L’incremento del fondo sanitario previsto dal ddl Bilancio nasconde un trucco: sono tutte risorse “già spese”: erose dall’inflazione o a favore della sanità privata. Peraltro, gran parte delle risorse stanziate è vincolata al rinnovo dei contratti collettivi nazionali di lavoro dei dipendenti del sistema sanitario nazionale e convenzionat, e dell’Accordo per medici di base: si tratta di circa 2,3 miliardi l’anno. Naturalmente è un bene rinnovare i contratti, ma non vengono stanziati finanziamenti adeguati per programmare e attuare le indispensabili assunzioni di personale nel sistema sanitario nazionale; anzi rimane il tetto alla spesa che le blocca, mentre si incentiva il lavoro straordinario.

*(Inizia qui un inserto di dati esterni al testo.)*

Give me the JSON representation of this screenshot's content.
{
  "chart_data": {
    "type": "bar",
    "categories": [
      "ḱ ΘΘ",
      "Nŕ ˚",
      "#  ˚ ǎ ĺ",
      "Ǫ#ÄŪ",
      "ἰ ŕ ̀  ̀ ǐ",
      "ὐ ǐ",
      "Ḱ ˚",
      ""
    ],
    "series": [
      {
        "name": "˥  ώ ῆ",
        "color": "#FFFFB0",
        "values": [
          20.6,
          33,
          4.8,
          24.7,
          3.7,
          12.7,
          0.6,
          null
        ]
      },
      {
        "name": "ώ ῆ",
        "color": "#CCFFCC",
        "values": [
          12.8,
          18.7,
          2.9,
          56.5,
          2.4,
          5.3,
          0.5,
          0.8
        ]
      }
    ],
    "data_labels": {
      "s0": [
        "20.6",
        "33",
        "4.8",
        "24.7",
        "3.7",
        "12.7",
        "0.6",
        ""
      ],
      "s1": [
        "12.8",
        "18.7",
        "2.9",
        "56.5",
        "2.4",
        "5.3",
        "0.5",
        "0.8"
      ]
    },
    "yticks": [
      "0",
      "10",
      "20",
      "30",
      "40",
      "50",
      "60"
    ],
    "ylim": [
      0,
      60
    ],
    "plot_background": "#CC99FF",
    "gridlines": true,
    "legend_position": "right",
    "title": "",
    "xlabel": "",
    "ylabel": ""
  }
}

Nel frattempo vengono destinate risorse a vantaggio della sanità privata: centinaia di milioni in più a cliniche, strutture private e farmacie. Il Fondo Sanitario Nazionale aumenta in apparenza: resta al di sotto del PIL nominale (quindi non si recupera nemmeno l’inflazione), confermando il drammatico crollo del rapporto tra spesa sanitaria e PIL preventivato dal Documento di economia e finanza. L’Italia rimane così lontana nel finanziamento della sanità pubblica rispetto a buona parte dei Paesi europei. Il diritto alla salute e alle cure dei cittadini, già compromesso, è ulteriormente indebolito.

NON AUTOSUFFICIENZA

Il ddl Bilancio non prevede alcun finanziamento per la non autosufficienza. Nessun sostegno ai decreti legislativi che devono attuare – a partire da gennaio 2024 – la legge 33/2023 per la Riforma “Delega al Governo in materia di politiche a favore delle persone anziane”, prevista dal PNRR. Ad oggi il fondo nazionale per la non autosufficienza (nel 2024 pari a 913,6 milioni) è distribuito a una platea ridotta di persone: poche migliaia di destinatari (il 50% con gravissime disabilità). Se fosse invece distribuito a tutte le persone in condizione di non autosufficienza, ciascuna riceverebbe appena 70 centesimi al giorno: una vergogna. L’unica misura nazionale è un trasferimento monetario: l’indennità di accompagnamento (527 euro/mese) che, però, non prevede né la presa in carico della persona da parte del servizio pubblico, né il Piano di Assistenza Individuale, del quale l’indennità dovrebbe essere solo una delle tante componenti dell’assistenza. Invece così lo Stato dichiara: ti do un assegno e poi ti arrangi … Occorre che il Governo apra subito il confronto richiesto da SPI, FNP UILP per finanziare e approvare i decreti di attuazione della legge 33 sulla non autosufficienza.